In all my years of experience in owning many planes, flying more, being an AP/IA and my job as an engineer...I'd agree with you without being involved with any of your work, hence the reason I was asking for input. I too wouldn't question someone posting facts on their experience. My entire career was very seriously data driven, many times, no room for error. And, for much of this, I did a LOT of flow modeling/testing which can easily relate to this, followed by actual hard testing both in the lab (usually dynos) and correlated track or field (for verification). Then the loop back to make corrections to the model....
Over the years and with the advent of good engine temp data for small aircraft, I've experienced gathering heat data on many planes, taking into account, altitude, OAT, fuel flow, etc. Unfortunately, sample size and controls were NOT adequate to publish. In my career work, I was responsible to try to assure all factors were considered for testing so as to create lab testing that would be representative when accelerated...which, at times, was very difficult.

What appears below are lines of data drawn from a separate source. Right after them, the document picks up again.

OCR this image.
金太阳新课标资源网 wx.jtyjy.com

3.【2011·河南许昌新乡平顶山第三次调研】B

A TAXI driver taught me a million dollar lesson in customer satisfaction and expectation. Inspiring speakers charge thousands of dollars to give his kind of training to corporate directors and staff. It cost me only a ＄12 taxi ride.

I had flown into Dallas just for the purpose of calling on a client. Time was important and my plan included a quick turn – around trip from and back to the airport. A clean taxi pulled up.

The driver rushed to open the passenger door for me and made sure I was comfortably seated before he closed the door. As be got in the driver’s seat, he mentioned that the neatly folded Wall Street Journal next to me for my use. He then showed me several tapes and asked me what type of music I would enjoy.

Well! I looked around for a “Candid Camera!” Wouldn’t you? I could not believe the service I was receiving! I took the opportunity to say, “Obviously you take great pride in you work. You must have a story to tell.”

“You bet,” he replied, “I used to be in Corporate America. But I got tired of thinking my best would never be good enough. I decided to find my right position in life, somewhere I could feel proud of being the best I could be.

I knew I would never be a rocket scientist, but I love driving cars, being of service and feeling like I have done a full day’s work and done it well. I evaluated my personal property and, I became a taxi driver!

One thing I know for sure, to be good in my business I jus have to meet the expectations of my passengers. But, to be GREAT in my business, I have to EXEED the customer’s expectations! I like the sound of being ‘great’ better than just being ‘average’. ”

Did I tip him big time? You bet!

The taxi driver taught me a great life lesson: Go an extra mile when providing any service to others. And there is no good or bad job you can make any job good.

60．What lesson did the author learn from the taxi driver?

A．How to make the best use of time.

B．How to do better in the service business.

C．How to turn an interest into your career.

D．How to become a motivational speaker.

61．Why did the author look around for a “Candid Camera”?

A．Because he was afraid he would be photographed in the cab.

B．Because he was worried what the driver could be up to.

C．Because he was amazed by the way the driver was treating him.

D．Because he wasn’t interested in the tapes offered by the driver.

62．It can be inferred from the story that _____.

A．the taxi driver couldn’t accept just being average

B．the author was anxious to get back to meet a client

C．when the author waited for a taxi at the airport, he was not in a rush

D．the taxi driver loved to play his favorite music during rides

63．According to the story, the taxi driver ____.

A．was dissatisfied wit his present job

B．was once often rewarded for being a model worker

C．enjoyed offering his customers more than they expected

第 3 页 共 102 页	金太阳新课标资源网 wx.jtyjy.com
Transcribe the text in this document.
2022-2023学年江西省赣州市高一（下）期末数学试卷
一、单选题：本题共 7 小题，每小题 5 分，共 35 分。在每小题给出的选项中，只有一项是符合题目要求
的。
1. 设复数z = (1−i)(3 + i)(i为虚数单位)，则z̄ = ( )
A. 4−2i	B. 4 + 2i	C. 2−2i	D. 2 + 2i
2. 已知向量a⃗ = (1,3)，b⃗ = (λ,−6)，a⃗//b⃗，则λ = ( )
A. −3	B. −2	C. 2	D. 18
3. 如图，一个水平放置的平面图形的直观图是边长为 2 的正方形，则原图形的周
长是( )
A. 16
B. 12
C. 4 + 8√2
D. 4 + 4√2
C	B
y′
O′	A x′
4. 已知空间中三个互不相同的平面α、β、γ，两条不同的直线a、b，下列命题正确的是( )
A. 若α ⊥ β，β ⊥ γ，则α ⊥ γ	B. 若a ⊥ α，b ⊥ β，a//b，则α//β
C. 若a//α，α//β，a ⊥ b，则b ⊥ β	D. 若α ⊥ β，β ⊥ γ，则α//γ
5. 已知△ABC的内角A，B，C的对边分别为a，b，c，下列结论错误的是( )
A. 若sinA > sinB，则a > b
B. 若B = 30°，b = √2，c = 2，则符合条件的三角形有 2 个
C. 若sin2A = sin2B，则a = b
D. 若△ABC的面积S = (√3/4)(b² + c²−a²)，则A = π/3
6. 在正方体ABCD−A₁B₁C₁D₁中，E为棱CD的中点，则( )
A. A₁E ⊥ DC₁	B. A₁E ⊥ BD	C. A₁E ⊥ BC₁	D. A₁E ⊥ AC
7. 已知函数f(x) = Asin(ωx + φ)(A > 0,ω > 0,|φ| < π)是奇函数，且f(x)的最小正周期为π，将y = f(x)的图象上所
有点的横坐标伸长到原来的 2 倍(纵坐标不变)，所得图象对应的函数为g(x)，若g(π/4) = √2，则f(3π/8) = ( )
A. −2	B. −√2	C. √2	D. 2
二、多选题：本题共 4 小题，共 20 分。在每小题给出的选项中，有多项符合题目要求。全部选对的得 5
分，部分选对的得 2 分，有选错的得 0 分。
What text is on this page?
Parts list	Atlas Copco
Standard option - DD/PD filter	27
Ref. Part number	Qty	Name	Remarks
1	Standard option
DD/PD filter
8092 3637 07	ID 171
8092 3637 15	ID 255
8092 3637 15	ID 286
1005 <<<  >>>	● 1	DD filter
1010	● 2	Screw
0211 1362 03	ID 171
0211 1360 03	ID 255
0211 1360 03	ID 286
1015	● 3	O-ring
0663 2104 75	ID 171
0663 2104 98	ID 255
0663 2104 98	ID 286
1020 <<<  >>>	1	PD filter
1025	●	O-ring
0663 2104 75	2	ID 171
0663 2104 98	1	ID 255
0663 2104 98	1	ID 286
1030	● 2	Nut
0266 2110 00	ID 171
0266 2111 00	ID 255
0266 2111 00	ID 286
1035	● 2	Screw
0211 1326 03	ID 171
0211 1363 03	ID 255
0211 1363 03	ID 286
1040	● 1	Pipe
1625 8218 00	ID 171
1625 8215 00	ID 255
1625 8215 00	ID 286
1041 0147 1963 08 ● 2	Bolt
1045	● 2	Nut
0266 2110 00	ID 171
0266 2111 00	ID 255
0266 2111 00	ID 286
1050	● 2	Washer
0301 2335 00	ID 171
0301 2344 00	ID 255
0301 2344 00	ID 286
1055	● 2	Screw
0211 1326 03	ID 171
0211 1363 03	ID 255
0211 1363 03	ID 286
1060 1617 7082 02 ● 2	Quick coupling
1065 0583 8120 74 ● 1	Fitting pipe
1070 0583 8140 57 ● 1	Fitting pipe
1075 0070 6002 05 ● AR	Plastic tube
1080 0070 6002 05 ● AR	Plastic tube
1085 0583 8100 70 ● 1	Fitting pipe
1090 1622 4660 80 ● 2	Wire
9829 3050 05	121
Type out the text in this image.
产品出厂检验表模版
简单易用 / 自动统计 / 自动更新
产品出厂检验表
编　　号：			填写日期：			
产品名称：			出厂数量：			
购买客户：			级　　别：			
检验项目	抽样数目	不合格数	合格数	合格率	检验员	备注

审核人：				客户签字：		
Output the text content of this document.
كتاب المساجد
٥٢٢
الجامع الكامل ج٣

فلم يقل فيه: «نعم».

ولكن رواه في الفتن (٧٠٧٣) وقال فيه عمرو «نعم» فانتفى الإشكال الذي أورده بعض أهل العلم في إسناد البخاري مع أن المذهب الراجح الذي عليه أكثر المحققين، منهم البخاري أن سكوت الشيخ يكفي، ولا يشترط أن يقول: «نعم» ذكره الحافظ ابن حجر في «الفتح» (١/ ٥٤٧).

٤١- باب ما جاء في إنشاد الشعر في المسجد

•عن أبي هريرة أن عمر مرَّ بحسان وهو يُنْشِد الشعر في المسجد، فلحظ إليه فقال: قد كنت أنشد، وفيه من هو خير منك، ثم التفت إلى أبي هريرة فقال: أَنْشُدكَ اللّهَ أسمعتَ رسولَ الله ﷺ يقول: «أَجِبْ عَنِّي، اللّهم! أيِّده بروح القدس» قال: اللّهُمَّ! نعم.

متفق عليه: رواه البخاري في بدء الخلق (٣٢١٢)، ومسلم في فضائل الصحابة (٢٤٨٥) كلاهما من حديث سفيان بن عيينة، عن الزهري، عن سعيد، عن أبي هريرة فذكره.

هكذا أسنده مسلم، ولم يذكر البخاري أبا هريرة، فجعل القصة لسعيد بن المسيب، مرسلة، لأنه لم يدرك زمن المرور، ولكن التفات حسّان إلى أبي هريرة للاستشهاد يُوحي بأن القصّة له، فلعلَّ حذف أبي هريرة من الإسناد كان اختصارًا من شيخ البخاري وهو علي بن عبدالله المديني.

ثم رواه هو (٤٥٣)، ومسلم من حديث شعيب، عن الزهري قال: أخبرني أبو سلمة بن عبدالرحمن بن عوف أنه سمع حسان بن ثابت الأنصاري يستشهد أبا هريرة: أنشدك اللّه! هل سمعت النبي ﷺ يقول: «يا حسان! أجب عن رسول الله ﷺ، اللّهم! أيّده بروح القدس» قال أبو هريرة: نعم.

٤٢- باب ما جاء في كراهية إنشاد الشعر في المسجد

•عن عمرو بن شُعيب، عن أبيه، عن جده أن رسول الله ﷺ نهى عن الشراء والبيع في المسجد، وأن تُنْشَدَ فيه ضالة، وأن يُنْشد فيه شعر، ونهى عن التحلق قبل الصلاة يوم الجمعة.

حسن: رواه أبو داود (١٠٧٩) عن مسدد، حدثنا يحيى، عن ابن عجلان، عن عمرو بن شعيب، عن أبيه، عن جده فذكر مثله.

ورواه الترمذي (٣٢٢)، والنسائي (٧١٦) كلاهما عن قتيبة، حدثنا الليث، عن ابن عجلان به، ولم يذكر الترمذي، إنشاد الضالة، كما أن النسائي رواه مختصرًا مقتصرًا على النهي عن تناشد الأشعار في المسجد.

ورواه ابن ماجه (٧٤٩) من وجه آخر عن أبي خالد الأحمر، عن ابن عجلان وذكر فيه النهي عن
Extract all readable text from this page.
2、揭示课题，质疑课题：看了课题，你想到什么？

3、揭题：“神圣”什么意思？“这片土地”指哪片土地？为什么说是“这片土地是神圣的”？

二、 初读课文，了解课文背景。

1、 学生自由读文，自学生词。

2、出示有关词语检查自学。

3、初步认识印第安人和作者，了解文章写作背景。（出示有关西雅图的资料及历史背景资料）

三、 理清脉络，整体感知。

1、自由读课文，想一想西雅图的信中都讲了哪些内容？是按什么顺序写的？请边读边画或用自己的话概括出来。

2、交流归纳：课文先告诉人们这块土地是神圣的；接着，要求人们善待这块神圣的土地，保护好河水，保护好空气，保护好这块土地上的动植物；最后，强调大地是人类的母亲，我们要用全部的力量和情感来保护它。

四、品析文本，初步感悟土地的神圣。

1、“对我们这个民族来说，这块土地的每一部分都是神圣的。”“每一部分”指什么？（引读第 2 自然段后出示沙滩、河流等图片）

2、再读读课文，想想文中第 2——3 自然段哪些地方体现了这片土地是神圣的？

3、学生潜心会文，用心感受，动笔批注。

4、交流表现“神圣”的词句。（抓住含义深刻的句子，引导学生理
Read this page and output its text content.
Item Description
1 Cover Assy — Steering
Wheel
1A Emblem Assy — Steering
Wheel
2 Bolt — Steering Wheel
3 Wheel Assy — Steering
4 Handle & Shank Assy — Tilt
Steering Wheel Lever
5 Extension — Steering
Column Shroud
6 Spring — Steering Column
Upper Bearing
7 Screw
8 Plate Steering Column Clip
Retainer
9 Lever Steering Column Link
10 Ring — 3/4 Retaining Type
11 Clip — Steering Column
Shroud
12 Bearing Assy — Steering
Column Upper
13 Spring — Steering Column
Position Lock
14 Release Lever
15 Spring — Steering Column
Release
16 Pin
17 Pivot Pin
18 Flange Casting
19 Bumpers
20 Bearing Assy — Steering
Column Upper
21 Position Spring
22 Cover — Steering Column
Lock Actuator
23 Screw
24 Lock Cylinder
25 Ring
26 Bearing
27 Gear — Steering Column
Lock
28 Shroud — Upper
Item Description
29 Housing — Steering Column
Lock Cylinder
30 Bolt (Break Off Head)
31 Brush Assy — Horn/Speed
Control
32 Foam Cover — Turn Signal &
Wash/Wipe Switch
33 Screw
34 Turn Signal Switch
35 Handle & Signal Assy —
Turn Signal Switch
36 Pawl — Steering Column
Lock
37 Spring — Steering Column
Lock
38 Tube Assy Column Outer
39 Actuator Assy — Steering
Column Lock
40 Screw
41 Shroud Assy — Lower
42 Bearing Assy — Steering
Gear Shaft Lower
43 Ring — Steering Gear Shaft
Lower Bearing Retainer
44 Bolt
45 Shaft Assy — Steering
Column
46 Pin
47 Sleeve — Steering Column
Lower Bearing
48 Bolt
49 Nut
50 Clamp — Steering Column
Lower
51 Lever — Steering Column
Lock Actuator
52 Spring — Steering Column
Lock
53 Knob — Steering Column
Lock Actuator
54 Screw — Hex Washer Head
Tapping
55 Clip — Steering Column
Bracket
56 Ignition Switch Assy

Some of you might have read some of my articles where many times I question those that make people believe they are "experts" when it's only their opinion. I am sure, they do not have adequate hard data to prove statistically what they claim.
After 47 years of owning big bore Continental engines/cylinders, working on hundreds and reading about them nearly weekly over all those years...I have a signature line some might have seen or appreciate
Only one thing worse than a big bore Continental....2 of them!